Ian wrote:
Wauke generally means you're on the outside of the punch, and if its close quarters that's hard to do, near impossible if there's any hook to the attack.
I find it fascinating that you say this, Ian. Why? I find Rich (another of my students) feeling pretty much the same way.
Meanwhile... Over time I'm getting more and more comfortable using circle movements on the inside, and meeting someone on the inside.
George hit on my thinking above. At the end of the day, the only thing we can say about the wauke is that it's a "circle thingie." What you and Rich see is one fixed interpretation of what you can do with that circle, and I will readily admit that it is a "problem" with hoq Kyu and Dan Kumite are often practiced. But it isn't Kyu and Dan Kumite per se.
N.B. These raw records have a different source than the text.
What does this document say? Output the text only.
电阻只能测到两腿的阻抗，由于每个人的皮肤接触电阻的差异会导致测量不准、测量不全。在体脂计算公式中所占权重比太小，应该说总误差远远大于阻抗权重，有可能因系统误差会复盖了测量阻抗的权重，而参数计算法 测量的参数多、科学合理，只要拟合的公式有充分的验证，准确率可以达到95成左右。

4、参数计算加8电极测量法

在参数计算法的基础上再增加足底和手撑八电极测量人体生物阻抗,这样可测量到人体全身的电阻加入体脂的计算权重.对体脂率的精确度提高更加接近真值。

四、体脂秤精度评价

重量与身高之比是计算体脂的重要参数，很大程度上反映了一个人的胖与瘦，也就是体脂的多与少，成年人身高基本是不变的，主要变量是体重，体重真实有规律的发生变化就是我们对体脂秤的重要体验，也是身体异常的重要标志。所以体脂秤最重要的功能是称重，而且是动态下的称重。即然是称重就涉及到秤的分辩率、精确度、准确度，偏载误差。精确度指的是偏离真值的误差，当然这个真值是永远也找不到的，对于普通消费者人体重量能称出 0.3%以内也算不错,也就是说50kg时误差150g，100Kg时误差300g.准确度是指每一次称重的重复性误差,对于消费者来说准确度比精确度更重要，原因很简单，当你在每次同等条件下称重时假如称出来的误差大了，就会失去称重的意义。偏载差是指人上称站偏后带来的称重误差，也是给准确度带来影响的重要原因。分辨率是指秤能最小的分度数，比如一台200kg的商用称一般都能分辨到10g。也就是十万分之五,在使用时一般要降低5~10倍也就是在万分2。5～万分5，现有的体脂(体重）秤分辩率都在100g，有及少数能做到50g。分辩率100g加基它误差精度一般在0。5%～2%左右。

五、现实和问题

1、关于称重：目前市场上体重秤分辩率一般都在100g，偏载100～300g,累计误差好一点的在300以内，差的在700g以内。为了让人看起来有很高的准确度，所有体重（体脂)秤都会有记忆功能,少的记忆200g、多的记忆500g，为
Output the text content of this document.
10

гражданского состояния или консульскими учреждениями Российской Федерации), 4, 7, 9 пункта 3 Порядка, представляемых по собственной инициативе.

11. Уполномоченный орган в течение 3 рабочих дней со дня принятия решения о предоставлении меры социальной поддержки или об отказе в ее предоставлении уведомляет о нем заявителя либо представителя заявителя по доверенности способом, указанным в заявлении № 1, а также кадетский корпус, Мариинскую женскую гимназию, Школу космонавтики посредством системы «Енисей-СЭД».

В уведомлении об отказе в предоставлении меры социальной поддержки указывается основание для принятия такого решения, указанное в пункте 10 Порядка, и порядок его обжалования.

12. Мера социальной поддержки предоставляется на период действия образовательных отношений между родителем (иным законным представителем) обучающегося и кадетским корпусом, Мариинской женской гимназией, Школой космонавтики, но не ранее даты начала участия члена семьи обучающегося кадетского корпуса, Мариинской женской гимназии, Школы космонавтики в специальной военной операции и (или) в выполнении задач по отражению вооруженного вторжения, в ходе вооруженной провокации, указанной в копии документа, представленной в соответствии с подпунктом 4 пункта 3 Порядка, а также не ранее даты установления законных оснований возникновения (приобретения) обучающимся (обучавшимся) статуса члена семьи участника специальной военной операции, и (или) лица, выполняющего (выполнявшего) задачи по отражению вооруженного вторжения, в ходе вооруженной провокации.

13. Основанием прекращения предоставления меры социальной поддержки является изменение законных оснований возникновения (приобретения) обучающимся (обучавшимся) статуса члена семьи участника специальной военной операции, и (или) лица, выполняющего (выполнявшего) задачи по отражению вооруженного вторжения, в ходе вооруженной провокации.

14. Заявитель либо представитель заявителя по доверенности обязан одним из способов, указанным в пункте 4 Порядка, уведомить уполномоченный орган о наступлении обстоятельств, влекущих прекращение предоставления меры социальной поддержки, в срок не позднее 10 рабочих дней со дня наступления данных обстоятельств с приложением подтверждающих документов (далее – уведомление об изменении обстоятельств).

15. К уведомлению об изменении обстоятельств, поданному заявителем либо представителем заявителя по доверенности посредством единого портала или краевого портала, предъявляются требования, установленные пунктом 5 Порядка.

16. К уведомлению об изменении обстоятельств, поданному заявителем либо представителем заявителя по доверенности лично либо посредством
IMO, it's the vanilla, Okinawan interpretation of Kanbun's 3-kata style as represented in the way you see various supplemental exercises done.
What's missing? Grappling and chi sao. Sit back some time and watch two good grapplers move. Squint your eyes. What you'll see is a series of pushes/pulls and circles. And that's what Sanchin is. The big difference is the grappler takes the Sanchin posture out of the box and uses it in very different orientations. Howerver (s)he still is concerned about control of center (of both self and oppoent).
We shouldn't translate
wa*uke as
circle block. A better translation is
circular interception.
On the inside, the circle can be many different things. There's a beautiful, 8 x 10 inch, B&W photograph in Kanei Uechi's kyohon of someone entering a tori attacking with a stick. If you squint your eyes, you see the circle and rising elbow either of Seisan (generally done in front leaning stance) or Sanseiryu (generally done in horse stance). But the uke isn't doing a circle. Instead, what you see is arm feeling its way inside and past the donut-shaped danger zone around the tori. By the time the photo is snapped and the elbow is contacting the stick attacker, the "circling" arm is still up. You never really complete a full circle like one sees in Sanchin kata. You're only using a piece of it, or perhaps the concept of what the circle means. (intercepting or receiving) Using an attacking mindset, the circle is nothing more than feeling your way into the sweet zone of destructing inside the attacker's defenses.
Other interpretations of what this could mean work as well, such as Mike's comment about the chudan shuto uke inside the crotch of the elbow of a looping attack. You are after all leading with the shuto in a wauke, right? Works for me!
And then you get to watching someone like Rory whose comfort zone is his old-world, brutal jiujitsu (Sosu$hitsu Ryu). Some things Rory does (such as Dracula's Cape) use the concept of the circle when entering. But a circle to him also means getting an arm around that neck when he gets inside, or some other intercepting movement that allows him to stick on and control the BG. And that works for him.